I use the sieve method to generates the all primes number in my code but also then the judge say TLE. Please help me. Here is my code.

Code: Select all

    #include<cstdio>
    #include<cstring>
    bool sieve[1000000];
             
    int main()
    {
        long i,j,t1,t2;
        sieve[0]=sieve[1]=0;
        for(i=2; i<1000000; i++) sieve[i]=1;
        for(i=2; i<1000000; i++)
        {
			if(sieve[i]!=0)
            {
				for(j=i+1; j<1000000; j++)
                {
					if (sieve[j]!=0)
                    {
						if((j%i)==0) sieve[j]=0;
                    }
                }
            }
        }
        long T;
        scanf("%ld",&T);
        
        while(T--)
        {
				scanf("%ld %ld",&t1,&t2);
				long prim=0;
				for(long I=t1 ; I<=t2 ; I++)
				{
						if(sieve[I]==1)
						{
								int sum=0,num=I,tmp;
								while(num!=0)
								{
										tmp=num%10;
										num=num/10;
										sum=sum+tmp;
								}
								if(sieve[sum]==1)
									prim++;
						}
				}
				printf("%ld\n",prim);	
        }
        return 0;
    }  

[brianfry713]

Your Sieve method is too slow.
http://en.wikipedia.org/wiki/Sieve_of_E ... ementation

[uvasarker]

I am still getting TLE. Please, help me.

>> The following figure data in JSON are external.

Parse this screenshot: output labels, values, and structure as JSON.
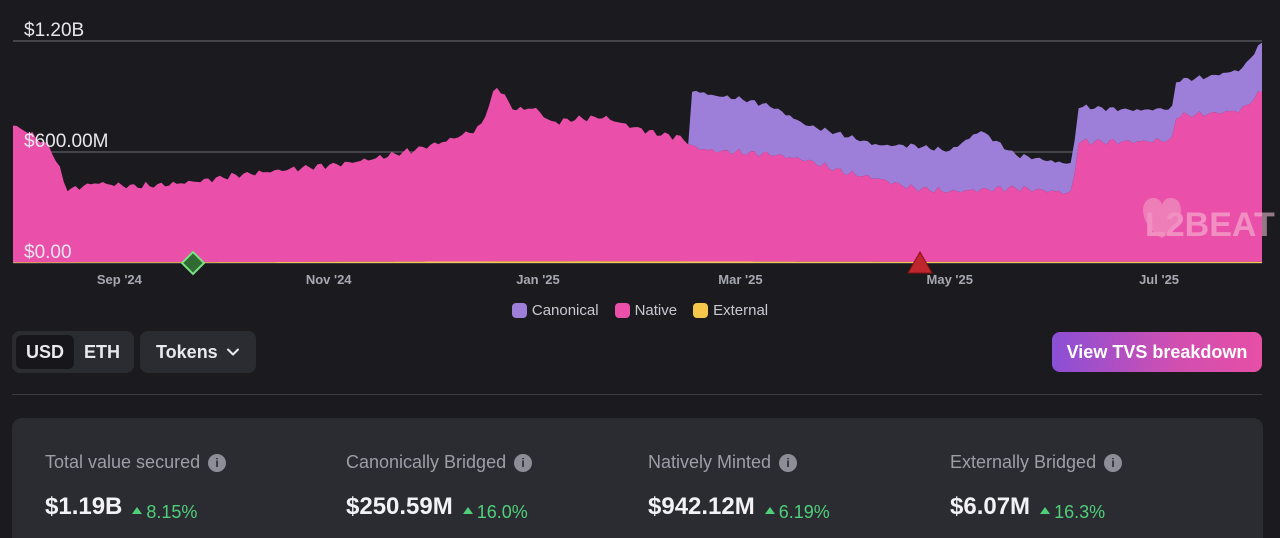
{
  "chart_data": {
    "type": "area",
    "stacked": true,
    "x_ticks": [
      "Sep '24",
      "Nov '24",
      "Jan '25",
      "Mar '25",
      "May '25",
      "Jul '25"
    ],
    "y_ticks": [
      "$0.00",
      "$600.00M",
      "$1.20B"
    ],
    "ylim": [
      0,
      1200
    ],
    "y_unit": "M USD",
    "x_range": [
      "2024-08-01",
      "2025-07-31"
    ],
    "grid": true,
    "legend_position": "bottom-center",
    "series": [
      {
        "name": "External",
        "color": "#f5c84c",
        "x": [
          "2024-08-01",
          "2024-10-15",
          "2024-12-01",
          "2025-01-15",
          "2025-03-01",
          "2025-04-15",
          "2025-06-01",
          "2025-07-31"
        ],
        "values": [
          3,
          5,
          8,
          9,
          8,
          6,
          6,
          6
        ]
      },
      {
        "name": "Native",
        "color": "#ea4faa",
        "x": [
          "2024-08-01",
          "2024-08-05",
          "2024-08-12",
          "2024-08-17",
          "2024-08-25",
          "2024-09-05",
          "2024-09-15",
          "2024-09-25",
          "2024-10-05",
          "2024-10-15",
          "2024-10-25",
          "2024-11-05",
          "2024-11-15",
          "2024-11-25",
          "2024-12-05",
          "2024-12-15",
          "2024-12-20",
          "2024-12-25",
          "2024-12-31",
          "2025-01-05",
          "2025-01-12",
          "2025-01-20",
          "2025-01-28",
          "2025-02-05",
          "2025-02-12",
          "2025-02-15",
          "2025-02-20",
          "2025-03-01",
          "2025-03-10",
          "2025-03-20",
          "2025-04-01",
          "2025-04-10",
          "2025-04-20",
          "2025-05-01",
          "2025-05-10",
          "2025-05-20",
          "2025-06-01",
          "2025-06-06",
          "2025-06-07",
          "2025-06-15",
          "2025-06-25",
          "2025-07-05",
          "2025-07-06",
          "2025-07-15",
          "2025-07-25",
          "2025-07-31"
        ],
        "values": [
          740,
          710,
          620,
          390,
          430,
          410,
          420,
          440,
          470,
          490,
          510,
          530,
          560,
          600,
          650,
          720,
          950,
          820,
          830,
          750,
          770,
          780,
          730,
          690,
          670,
          620,
          600,
          590,
          580,
          550,
          480,
          450,
          400,
          380,
          390,
          400,
          380,
          370,
          650,
          650,
          650,
          660,
          790,
          800,
          820,
          925
        ]
      },
      {
        "name": "Canonical",
        "color": "#9d7fda",
        "x": [
          "2024-08-01",
          "2025-02-14",
          "2025-02-15",
          "2025-02-20",
          "2025-03-01",
          "2025-03-10",
          "2025-03-20",
          "2025-04-01",
          "2025-04-10",
          "2025-04-20",
          "2025-05-01",
          "2025-05-10",
          "2025-05-20",
          "2025-06-01",
          "2025-06-06",
          "2025-06-07",
          "2025-06-15",
          "2025-06-25",
          "2025-07-05",
          "2025-07-06",
          "2025-07-15",
          "2025-07-25",
          "2025-07-31"
        ],
        "values": [
          0,
          0,
          310,
          300,
          290,
          260,
          190,
          200,
          180,
          230,
          220,
          320,
          180,
          160,
          160,
          190,
          180,
          170,
          170,
          190,
          200,
          220,
          260
        ]
      }
    ]
  },
  "legend": [
    {
      "label": "Canonical",
      "color": "#9d7fda"
    },
    {
      "label": "Native",
      "color": "#ea4faa"
    },
    {
      "label": "External",
      "color": "#f5c84c"
    }
  ],
  "watermark": "L2BEAT",
  "controls": {
    "units": [
      "USD",
      "ETH"
    ],
    "active_unit": "USD",
    "tokens_label": "Tokens",
    "breakdown_label": "View TVS breakdown"
  },
  "stats": [
    {
      "label": "Total value secured",
      "value": "$1.19B",
      "change": "8.15%"
    },
    {
      "label": "Canonically Bridged",
      "value": "$250.59M",
      "change": "16.0%"
    },
    {
      "label": "Natively Minted",
      "value": "$942.12M",
      "change": "6.19%"
    },
    {
      "label": "Externally Bridged",
      "value": "$6.07M",
      "change": "16.3%"
    }
  ]
}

My updated code is here:

Code: Select all

#include<cstdio>
#include<cstring>
bool sieve[10001011]={0};

long rev( long I )
{
			long sum=0,num=I,tmp;
			while(num!=0)
			{
					tmp=num%10;
					num=num/10;
					sum=sum+tmp;
			}
		return sum;
}

int main()
{
        long t1,t2;
		long i,j;
		sieve[0]=1; sieve[1]=1;
		for(i=4 ; i<=1000000 ; i+=2) sieve[i]=1;
		for(i=3 ; i<=1000 ; i+=2)
		{
			if(sieve[i]==0)
			{
				for(j=i*i ; j<=10000008 ; j+=2*i)
				{
					sieve[j]=1;
				}
			}
		}
        long T;
        scanf("%ld",&T);
        
        while(T--)
        {
				scanf("%ld %ld",&t1,&t2);
				long prim=0;
				for(long I=t1 ; I<=t2 ; I++)
				{
						if(sieve[I]==0)
						{
								if(sieve[rev(I)]==0)
									prim++;
						}
				}
				printf("%ld\n",prim);	
        }
	return 0;
}  

[uvasarker]

Hi,
boss
I update more on this problem but still TLE.Please help me please, please, please, please, please.
Here is my code:

Code: Select all

#include<cstdio>
#include<cstring>
bool sieve[10001011]={0};
bool prim[1000000]={0};
long rev( long I )
{
			long sum=0,num=I;
			while(num!=0)
			{
					sum+=num%10;
					num=num/10;
			}
		return sum;
}

int main()
{
        long t1,t2;
		long i,j;
		prim[2]=1;
		sieve[0]=1; sieve[1]=1;
		for(i=3 ; i<=1000000 ; i+=2)
		{
			sieve[i+1]=1;
			if(sieve[i]==0 && i<=1000)
			{
				for(j=i*i ; j<=1000000 ; j+=2*i)
				{
					sieve[j]=1;
				}
			}
		}
		for(long I=3 ; I<=1000000 ; I+=2)
			{
					if(sieve[I]==0)
					{
							if(sieve[rev(I)]==0)
								prim[I]=1;
					}
			}

        long T;
        scanf("%ld",&T);
        
        while(T--)
        {
				scanf("%ld %ld",&t1,&t2);
				long pr=0,st;
				if(t1<=2 && t2>=2)
				{
						st=3;
						pr++;
				}
				else if(t1%2==0 && t1>=3)
				{
						st=t1+1;
				}
				else st=t1;
				for(long I=st ; I<=t2 ; I+=2)
				{
						if(prim[I]==1)
						{
								pr++;
						}
				}
				printf("%ld\n",pr);	
        }
	return 0;
}  

[brianfry713]

Precompute an array of size 1000000 that counts the number of digit primes up to that point. Your main I/O loop should just subtract the count of t1 from the count of t2.